Ser porta-voz do homem ideal que habita o imaginário feminino fez a popularidade de Herson subir vertiginosamente justamente no ano em que comemora meio século de teatro, onde sua carreira começou. 

— Sempre achei que o meu público era de mulheres mais velhas, de 50, 60 anos, mas agora sou abordado por tipos de todas as idades. Só não recebo cantadas. A aproximação é sempre com respeito. Recebo elogios de que estou em forma e muito bem para a minha idade — diverte-se. 

Virar sensação na chamada terceira idade não é nada mal, ainda mais levando-se em consideração que Herson não se esforça para dar a impressão de que o tempo não passou para ele.

— Eu me cuido. Caminho, corro, nado, faço musculação. Quando pratico uma atividade física, sou melhor em tudo, seja no raciocínio, na memória, ou para brincar com a minha filha caçula (Sofia, de 2 anos). Faço exercício pelo meu bem-estar, não por vaidade — conta o ator, que rejeita o rótulo de galã: — Acho esse termo pejorativo. 

Se tem uma coisa que Herson não faz é perder tempo em frente ao espelho para dar aquela conferida básica na aparência ou para escolher o que vai vestir. 

— Não sou vaidoso. Gosto de conforto, de roupa larga. Se deixar, saio de casa usando uma camisa que parece pijama. Ainda bem que Susana me orienta. Minha mulher é meu norte, meu sul, meu leste e meu oeste. Ela é tudo para mim — declara-se. 

Talvez esteja nesse banho de amor o segredo para Susana não se incomodar com o sucesso que o marido faz com mulheres das mais diferentes gerações: 

— Susana não tem um pingo de ciúme. Tem orgulho dos elogios que recebo, do momento que estou vivendo. 

Um dos pilares dessa parceria de mais de duas décadas é a confiança. 

— Somos um casal exclusivista, monogâmico. Não há espaço para traição. Já tive uma relação em que cada um fazia o que queria. Mas é claro que lá na frente não deu certo. Não conheço um relacionamento aberto que tenha dado certo — observa o intérprete de Gordo, que foi traído por Laila (Laila Garin) em “Rock story”.

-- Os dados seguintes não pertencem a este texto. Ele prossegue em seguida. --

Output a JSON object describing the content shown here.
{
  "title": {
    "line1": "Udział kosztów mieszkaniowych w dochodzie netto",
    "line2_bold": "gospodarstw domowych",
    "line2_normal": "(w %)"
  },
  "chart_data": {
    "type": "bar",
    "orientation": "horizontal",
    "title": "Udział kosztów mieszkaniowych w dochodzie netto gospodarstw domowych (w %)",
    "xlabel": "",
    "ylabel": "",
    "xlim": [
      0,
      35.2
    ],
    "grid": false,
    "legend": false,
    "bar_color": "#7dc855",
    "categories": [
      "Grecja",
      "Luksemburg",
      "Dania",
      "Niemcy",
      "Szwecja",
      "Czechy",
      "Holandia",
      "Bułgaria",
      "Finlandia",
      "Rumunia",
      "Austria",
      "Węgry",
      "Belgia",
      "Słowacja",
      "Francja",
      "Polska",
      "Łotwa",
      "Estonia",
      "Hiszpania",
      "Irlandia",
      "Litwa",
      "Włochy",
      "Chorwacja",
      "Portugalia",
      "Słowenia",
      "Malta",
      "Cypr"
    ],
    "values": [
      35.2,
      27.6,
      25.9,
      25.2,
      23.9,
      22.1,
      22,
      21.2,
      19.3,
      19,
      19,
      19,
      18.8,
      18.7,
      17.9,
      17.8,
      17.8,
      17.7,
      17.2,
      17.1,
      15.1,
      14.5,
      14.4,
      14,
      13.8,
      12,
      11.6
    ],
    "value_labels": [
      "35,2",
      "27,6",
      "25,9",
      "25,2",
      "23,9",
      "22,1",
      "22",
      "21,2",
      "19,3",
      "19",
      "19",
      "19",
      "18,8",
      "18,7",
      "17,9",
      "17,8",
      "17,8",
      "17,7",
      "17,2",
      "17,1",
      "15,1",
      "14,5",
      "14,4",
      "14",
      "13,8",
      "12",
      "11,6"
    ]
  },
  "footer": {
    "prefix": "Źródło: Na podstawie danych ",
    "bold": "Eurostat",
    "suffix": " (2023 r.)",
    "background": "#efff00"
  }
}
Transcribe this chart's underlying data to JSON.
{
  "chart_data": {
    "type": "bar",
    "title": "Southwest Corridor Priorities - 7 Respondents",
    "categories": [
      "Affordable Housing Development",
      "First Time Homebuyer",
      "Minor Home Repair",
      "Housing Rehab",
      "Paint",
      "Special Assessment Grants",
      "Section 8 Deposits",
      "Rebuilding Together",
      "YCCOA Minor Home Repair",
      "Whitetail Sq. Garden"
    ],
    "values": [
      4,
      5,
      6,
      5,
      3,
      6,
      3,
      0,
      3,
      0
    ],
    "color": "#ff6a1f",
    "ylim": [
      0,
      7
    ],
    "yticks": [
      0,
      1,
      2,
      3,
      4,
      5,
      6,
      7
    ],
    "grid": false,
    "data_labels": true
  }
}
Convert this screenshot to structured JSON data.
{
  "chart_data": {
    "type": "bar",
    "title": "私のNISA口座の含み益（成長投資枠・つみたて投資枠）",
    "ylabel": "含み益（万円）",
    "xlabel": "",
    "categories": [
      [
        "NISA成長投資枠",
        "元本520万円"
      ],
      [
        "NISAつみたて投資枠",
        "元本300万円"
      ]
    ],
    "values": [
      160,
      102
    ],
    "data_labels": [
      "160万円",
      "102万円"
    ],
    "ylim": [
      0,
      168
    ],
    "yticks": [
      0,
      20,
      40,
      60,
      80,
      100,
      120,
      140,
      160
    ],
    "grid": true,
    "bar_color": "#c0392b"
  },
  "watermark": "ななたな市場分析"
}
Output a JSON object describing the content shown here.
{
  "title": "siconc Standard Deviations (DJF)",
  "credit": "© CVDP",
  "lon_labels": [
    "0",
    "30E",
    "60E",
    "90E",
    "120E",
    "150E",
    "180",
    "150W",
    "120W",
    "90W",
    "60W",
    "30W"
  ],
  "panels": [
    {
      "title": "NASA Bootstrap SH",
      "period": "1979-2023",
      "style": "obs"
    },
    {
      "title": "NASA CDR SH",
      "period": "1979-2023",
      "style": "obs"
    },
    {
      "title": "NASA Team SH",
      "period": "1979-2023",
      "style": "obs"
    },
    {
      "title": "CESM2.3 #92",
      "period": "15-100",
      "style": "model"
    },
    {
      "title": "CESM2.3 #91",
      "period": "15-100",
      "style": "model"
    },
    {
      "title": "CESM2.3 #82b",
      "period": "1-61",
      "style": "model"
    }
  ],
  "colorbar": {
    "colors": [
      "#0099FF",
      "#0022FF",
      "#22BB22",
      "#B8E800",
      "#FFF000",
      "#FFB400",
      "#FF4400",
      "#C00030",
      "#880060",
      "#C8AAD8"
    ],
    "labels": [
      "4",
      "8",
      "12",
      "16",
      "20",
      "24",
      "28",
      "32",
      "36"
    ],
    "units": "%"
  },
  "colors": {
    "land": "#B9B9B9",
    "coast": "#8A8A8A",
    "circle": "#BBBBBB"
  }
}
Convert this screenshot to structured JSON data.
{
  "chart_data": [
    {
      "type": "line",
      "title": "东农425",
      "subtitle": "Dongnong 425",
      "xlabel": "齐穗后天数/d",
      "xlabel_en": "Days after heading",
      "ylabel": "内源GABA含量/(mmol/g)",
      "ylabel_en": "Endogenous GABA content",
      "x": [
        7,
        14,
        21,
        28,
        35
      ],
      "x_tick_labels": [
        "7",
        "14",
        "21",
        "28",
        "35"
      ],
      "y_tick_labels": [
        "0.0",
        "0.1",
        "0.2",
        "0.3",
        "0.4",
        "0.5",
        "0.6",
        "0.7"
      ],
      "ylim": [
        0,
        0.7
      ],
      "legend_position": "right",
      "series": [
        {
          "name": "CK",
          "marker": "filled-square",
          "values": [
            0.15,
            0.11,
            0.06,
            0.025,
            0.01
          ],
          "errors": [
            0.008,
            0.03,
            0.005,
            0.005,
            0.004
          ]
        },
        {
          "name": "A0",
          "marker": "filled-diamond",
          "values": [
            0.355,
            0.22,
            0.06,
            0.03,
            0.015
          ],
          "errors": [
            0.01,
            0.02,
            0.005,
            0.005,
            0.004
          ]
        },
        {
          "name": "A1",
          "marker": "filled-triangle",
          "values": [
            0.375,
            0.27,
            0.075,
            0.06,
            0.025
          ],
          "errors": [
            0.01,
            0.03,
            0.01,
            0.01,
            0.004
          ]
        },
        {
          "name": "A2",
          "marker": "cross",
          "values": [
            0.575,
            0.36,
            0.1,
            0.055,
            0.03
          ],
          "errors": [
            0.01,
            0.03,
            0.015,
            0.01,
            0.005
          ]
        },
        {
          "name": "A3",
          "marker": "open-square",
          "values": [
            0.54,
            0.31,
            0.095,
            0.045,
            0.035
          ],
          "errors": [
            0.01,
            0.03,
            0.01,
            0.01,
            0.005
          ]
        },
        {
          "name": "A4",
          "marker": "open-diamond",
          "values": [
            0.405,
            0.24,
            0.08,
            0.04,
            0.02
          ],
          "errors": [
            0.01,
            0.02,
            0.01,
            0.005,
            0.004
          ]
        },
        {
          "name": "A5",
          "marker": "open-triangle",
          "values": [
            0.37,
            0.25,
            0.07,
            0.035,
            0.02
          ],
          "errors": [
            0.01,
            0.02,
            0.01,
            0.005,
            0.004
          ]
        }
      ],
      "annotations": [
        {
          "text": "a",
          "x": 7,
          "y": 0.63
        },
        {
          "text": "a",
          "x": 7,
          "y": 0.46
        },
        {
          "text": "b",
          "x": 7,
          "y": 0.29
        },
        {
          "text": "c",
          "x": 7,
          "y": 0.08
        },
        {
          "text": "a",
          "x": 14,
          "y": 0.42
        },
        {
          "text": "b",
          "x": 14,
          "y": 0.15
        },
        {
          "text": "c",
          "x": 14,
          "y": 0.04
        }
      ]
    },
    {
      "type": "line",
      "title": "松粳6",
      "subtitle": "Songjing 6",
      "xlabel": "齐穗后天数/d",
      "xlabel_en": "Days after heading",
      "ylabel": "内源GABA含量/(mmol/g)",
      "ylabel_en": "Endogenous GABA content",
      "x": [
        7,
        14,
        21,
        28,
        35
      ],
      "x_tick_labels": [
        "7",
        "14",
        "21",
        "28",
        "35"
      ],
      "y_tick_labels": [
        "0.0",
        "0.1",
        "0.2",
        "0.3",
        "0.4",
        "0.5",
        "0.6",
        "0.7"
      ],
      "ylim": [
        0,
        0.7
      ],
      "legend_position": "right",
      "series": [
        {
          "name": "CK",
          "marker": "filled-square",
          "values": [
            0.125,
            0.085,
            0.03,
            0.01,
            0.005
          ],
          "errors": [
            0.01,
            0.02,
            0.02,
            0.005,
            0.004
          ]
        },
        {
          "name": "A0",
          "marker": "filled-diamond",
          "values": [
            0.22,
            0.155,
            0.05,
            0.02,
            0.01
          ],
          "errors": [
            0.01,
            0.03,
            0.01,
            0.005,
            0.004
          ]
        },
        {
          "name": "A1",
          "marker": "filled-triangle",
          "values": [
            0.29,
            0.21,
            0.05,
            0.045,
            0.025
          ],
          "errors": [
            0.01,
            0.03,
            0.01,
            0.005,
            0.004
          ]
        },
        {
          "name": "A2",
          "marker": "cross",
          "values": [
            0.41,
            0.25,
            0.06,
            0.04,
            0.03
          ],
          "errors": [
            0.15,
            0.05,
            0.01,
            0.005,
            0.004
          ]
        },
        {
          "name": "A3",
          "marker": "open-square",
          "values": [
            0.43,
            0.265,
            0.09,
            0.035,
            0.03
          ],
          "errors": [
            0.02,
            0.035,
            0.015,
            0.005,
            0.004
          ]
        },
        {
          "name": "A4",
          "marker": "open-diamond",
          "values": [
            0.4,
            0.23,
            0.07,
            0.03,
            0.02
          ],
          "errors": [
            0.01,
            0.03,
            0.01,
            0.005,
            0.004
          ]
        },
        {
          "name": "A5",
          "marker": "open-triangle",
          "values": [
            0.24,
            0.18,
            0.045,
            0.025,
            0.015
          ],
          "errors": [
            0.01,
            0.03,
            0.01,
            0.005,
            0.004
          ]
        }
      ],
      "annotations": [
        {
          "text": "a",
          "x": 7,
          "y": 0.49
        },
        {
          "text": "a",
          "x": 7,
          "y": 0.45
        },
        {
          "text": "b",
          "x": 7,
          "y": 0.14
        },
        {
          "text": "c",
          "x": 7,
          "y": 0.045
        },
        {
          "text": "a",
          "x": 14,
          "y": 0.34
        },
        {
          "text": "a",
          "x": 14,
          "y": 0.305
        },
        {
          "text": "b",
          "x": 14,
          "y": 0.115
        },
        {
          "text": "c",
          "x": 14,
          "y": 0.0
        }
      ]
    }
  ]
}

Ligado à família, o pai de Laura, de 38 anos, e Pedro, de 36, — frutos da sua primeira união — e de Lucas, de 19, Luiza, de 16, e Sofia, de 2, não esconde que é do tipo babão: 

— Sofia é mais novinha, mimada, faz o que quer (risos). Sou paizão. Troquei fralda de todos os meus filhos, dei mamadeira, banho, sempre fui presente. A única coisa que mudei em relação a eles é que, com a maturidade, passei a ser mais tolerante. Depois dos 40, meu humor mudou. Fiquei mais relaxado, passei a buscar a alegria, a felicidade, afinal tenho muitos motivos para sorrir.